Shingrix Gets FDA Go-Ahead

OCTOBER 20, 2017
Thomas Castles
Following unanimous advisory committee approval last month, the US Food and Drug Administration (FDA) has greenlighted GlaxoSmithKline’s Shingrix, a preventative vaccine for shingles (herpes zoster) in patients aged 50 and up.

The drug’s approval is based on positive results from phase 3 trials, wherein Shingrix demonstrated efficacy against shingles greater than 90% across all age groups, as well as sustained efficacy over a follow-up period of 4 years in more than 38,000 patients, according to a GSK statement.

“Shingrix represents a significant scientific advancement in the field of vaccinology,” said Dr Thomas Breuer, senior vice president and chief medical officer of GSK vaccines. “The risk and severity of shingles increases with age as the immune system loses the ability to mount a strong and effective response to infection. Shingrix was developed specifically to overcome the age-related decline in immunity.”

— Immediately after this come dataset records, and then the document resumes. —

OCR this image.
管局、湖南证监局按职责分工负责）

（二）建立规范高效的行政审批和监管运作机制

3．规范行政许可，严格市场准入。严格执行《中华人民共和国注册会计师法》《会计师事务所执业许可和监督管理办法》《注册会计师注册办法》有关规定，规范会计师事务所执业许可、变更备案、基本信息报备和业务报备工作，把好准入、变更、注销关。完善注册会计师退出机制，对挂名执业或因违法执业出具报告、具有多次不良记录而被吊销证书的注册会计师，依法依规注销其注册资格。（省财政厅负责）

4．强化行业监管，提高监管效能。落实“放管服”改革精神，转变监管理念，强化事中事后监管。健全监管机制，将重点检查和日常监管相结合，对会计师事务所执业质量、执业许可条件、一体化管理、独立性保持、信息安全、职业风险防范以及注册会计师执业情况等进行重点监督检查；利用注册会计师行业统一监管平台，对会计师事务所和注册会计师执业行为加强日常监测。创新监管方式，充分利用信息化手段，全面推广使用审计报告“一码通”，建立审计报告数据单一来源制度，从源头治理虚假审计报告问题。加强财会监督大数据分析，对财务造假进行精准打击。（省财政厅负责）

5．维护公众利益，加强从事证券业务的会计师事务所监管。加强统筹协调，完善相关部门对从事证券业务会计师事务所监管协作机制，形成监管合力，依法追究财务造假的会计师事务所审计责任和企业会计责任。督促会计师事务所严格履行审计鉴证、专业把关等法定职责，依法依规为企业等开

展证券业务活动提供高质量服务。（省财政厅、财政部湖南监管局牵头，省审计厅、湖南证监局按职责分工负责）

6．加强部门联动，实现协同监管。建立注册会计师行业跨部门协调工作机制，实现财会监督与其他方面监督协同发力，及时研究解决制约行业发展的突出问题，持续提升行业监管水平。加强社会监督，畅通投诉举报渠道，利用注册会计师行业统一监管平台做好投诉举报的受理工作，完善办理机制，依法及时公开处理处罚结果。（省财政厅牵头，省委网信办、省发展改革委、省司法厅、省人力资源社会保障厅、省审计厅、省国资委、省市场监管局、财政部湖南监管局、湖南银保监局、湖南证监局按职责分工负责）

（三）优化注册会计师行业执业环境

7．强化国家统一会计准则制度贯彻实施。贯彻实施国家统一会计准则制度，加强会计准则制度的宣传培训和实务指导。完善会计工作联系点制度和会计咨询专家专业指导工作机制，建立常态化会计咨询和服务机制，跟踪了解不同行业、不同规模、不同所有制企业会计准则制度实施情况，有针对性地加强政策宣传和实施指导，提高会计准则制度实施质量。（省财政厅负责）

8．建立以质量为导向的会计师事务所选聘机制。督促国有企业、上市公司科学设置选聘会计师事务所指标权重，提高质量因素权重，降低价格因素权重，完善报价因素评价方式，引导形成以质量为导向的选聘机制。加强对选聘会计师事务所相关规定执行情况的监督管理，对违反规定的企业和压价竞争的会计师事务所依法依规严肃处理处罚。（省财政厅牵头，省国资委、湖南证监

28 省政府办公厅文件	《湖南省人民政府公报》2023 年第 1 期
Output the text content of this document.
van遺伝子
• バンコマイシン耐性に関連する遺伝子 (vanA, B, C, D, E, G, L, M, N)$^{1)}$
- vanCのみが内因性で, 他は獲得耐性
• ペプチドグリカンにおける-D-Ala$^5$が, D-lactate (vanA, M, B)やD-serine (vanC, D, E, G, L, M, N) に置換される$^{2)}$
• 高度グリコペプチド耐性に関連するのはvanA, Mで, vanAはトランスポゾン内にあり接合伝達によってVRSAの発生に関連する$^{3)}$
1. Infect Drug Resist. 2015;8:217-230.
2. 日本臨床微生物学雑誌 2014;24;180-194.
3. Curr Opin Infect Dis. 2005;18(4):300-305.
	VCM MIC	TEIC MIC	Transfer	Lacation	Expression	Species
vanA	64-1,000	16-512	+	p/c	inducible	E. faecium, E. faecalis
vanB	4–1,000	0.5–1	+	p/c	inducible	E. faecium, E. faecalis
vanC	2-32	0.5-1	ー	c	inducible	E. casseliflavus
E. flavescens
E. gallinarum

By preventing shingles, Shingrix also reduced overall incidence of postherpetic neuralgia (PHN), a form of chronic nerve pain and the most common health complication associated with shingles.

Advisory panelists who recommended the drug’s approval on September 13 weighed the vaccine’s risks, which included local or general short-duration reactogenicity. However, the rate of severe adverse effects, deaths, and immune mediated diseases in the studies were proportional between treatment and placebo groups.

The US Centers for Disease Control and Prevention’s (CDC) Advisory Committee on Immunization Practices (ACIP) is expected to vote on a recommendation for the use of Shingrix at its meeting on Wednesday, October 25.

According to Simon Murray, MD, clinical assistant professor of Medicine at Rutgers Medical School, “the current shingles vaccine we have now is not adequate. [Shingrix is] a killed vaccine, not a live vaccine, mixed with some immune stimulants that makes it more immunogenic.”